The fourth argument (1) is the type of n-grams to use for training. Here we are using unigrams (hence, 1) which means we are training on individual words. If we wanted to train on unigrams and bigrams, we would use 1,2 as the argument. Default value is 1.
The fifth argument is the Weka class we are using for training. Default value is weka.classifiers.functions.SMO.
The sixth argument (mutual_information) is the feature selection algorithm to use. We can use either mutual_information or chi_squared. Default value is mutual_information.
The seventh and the last argument (10) is the number of folds to use for cross-validation. Default value is 10, for ten-fold cross validation.
Running the Simple Classifier for more than two classes is very similar to running the Simple Classifier for two classes.

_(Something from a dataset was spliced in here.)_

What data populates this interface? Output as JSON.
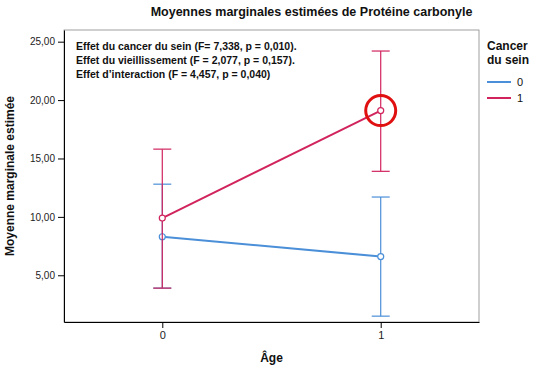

Let's assume we are dealing with three classes - 'class1', 'class2', and 'class3'. Just like Simple Classifier for two classes, add cases for each class in a separate file, one case per line, for example, class1.txt, class2.txt, class3.txt. Note that none of the files can have comma (,) in their file name.
Then issue the following command to run SimpleClassifier cross validator for multiple classes -
java edu.uwm.bionlp.simpleclassifier.MultiClassCrossValidator class1.txt,class2.txt,class3.txt class1_name,class2_name,class3_name 100 1 weka.classifiers.functions.SMO mutual_information 10
Just like in case of Simple Classifier for two classes, Simple Classifier for multiple classes needs a minimum of two arguments. The remaining arguments are the same as the one for two classes, and are optional.
The first argument (class1.txt,class2.txt,class3.txt) contains the path to the files containing the cases for each file, separated by commas.
The second argument (class1_name,class2_name,class3_name) contains the corresponding class names separated by commas.
Arguments 3-7 are optional and similar to the ones used for running simple classifier for two classes.